Собор памяти (Данн) - страница 4

Он разорвал страничку и швырнул в огонь. Следующая походила больше на набросок к картине, чем на рисунок: на нём парили летающие машины, видимые будто через стекло, а над крылатым флотом реяли баллоны с горячим воздухом — большие мешки, взлетающие к неведомым областям огня и дальше — к разделённым планетным сферам.

И это тоже — в огонь.

Он проиграл, хоть и был в его жизни жуткий и восхитительный миг торжества, когда небеса наполнились этими изобретёнными им машинами. Он помнит холод воздуха высоко в разреженной атмосфере, так близко от области огня, когда на краткое мгновение ему показалось, что древний Пифагор[2] был прав, что музыка сфер существует — невероятное трение небес. Он летел над облаками, странами холода, льда и воображения, но не приближался, подобно Икару, к разрушительной сфере огня[3]; не искал он и помощи демонов, чтобы получить в награду сломанную шею, как Саймон Магнус.

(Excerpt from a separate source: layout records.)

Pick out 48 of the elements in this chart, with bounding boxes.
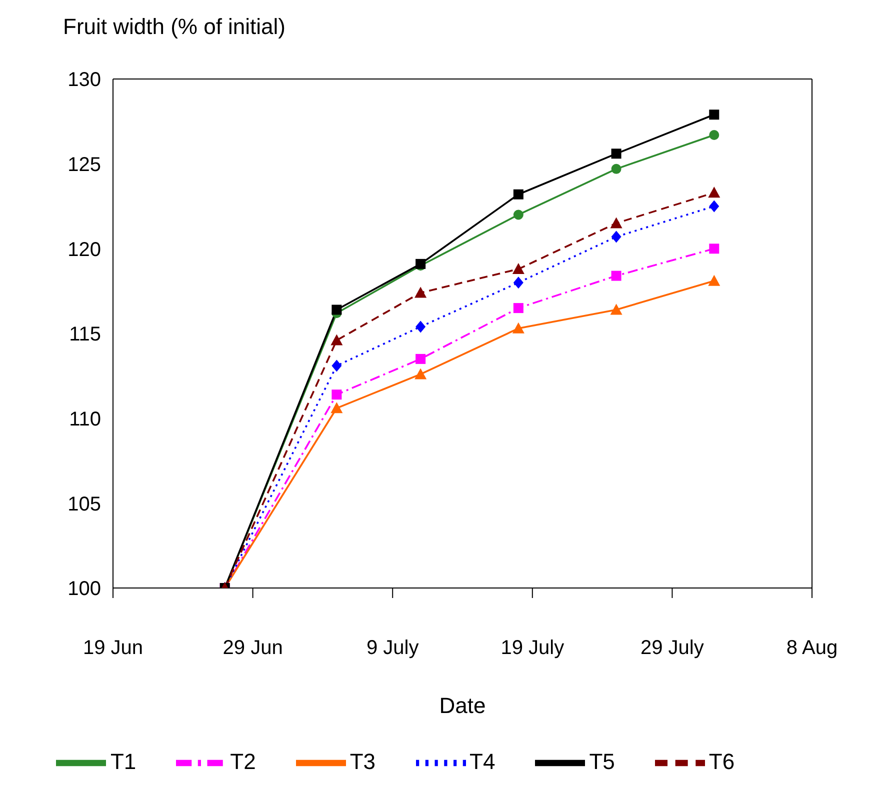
legend-label: T3 bbox=[350, 748, 376, 774]
y-tick-label: 130 bbox=[68, 69, 101, 92]
point bbox=[709, 130, 720, 140]
point bbox=[414, 286, 427, 298]
point bbox=[513, 303, 524, 314]
point bbox=[330, 334, 343, 346]
point bbox=[416, 354, 426, 364]
point bbox=[513, 189, 524, 200]
point bbox=[513, 276, 524, 289]
x-tick-label: 19 Jun bbox=[82, 637, 144, 660]
point bbox=[513, 210, 524, 220]
legend-label: T6 bbox=[708, 748, 735, 774]
point bbox=[708, 274, 720, 286]
y-tick-label: 115 bbox=[69, 324, 101, 346]
legend-label: T1 bbox=[110, 748, 136, 774]
point bbox=[330, 402, 343, 414]
y-axis-title: Fruit width (% of initial) bbox=[63, 14, 286, 40]
legend-label: T5 bbox=[589, 748, 615, 774]
y-tick-label: 100 bbox=[68, 578, 101, 600]
point bbox=[414, 368, 427, 380]
y-tick-label: 125 bbox=[68, 154, 101, 176]
point bbox=[709, 200, 720, 212]
y-tick-label: 110 bbox=[69, 408, 101, 430]
point bbox=[708, 186, 720, 198]
point bbox=[611, 148, 622, 159]
point bbox=[611, 230, 622, 243]
x-tick-label: 19 July bbox=[500, 637, 564, 660]
y-tick-label: 105 bbox=[68, 493, 101, 516]
point bbox=[416, 320, 426, 333]
x-axis-title: Date bbox=[439, 693, 486, 718]
point bbox=[610, 304, 622, 315]
point bbox=[512, 263, 524, 274]
point bbox=[709, 244, 720, 254]
point bbox=[611, 270, 622, 281]
point bbox=[332, 304, 342, 315]
x-tick-label: 9 July bbox=[366, 637, 419, 660]
point bbox=[611, 164, 622, 174]
x-tick-label: 29 Jun bbox=[222, 637, 283, 660]
point bbox=[610, 217, 622, 228]
legend-label: T2 bbox=[230, 748, 256, 774]
point bbox=[512, 322, 524, 334]
point bbox=[709, 110, 720, 120]
x-tick-label: 8 Aug bbox=[786, 637, 838, 660]
x-tick-label: 29 July bbox=[640, 637, 704, 660]
y-tick-label: 120 bbox=[68, 238, 101, 261]
legend-label: T4 bbox=[470, 748, 496, 774]
point bbox=[332, 360, 342, 372]
point bbox=[332, 390, 342, 400]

Леонардо и сейчас точно помнил, как выглядит сверху земля: даже и теперь стояли перед его мысленным взором маленькие, как модели на столе, горы и реки, равнины и пашни, крепости и селения. А испуганные армии Мехмеда Завоевателя — Великого Турка, грозившего Сирии и Малой Азии — казались колоннами муравьёв, обтекавшими нарисованные замки и укрепления.

Воспоминания, сильные, ясные и... мучительные.

А он помнил... всё помнил...

Он позволил себе стать развратником и убийцей на службе у святого султана вавилонского. Он убивал так же бездумно, как любой вор и бандит, вот только его совесть отягощали тысячи замученных душ — и всё, что он мог сделать теперь во искупление своей вины, — это сжечь дорогие ему диаграммы, рисунки и планы, чтобы никто не мог использовать во зло, как использовал он, эти тяжко доставшиеся ему знания.

Но уничтожать чистое и точное знание — то же, что убивать.

Леонардо прикрыл глаза, словно мог затвориться от прошлого, но он понял, слишком поздно понял, что память, не зрение, есть главное из чувств. Память, холодная, тёмная и бесконечная, нависла над ним кольчужным шатром. Память — всё, что осталось ему от жизни и стремлений, и вина была оком памяти, оком, что никогда не закрывалось. Проклятием Леонардо было помнить всё, потому что давным-давно его друг и учитель Паоло Тосканелли — великий врач и географ — научил его, как возвести свой собор памяти в великих традициях Симонида Кеосского, Квинтилиана и Фомы Аквинского. Священный дом памяти, в котором не терялось ничто.

Леонардо попытался вырвать мысли из вымышленного храма — места, куда более знакомого ему, чем комната, где он сидел, огромного и стройного, как город, где появились уже добавления, чтобы устроить его позднейший опыт — и не смог. Он мог только сидеть и смотреть, как корчатся в огне страницы. Его труд. Его жизнь. Его поражение.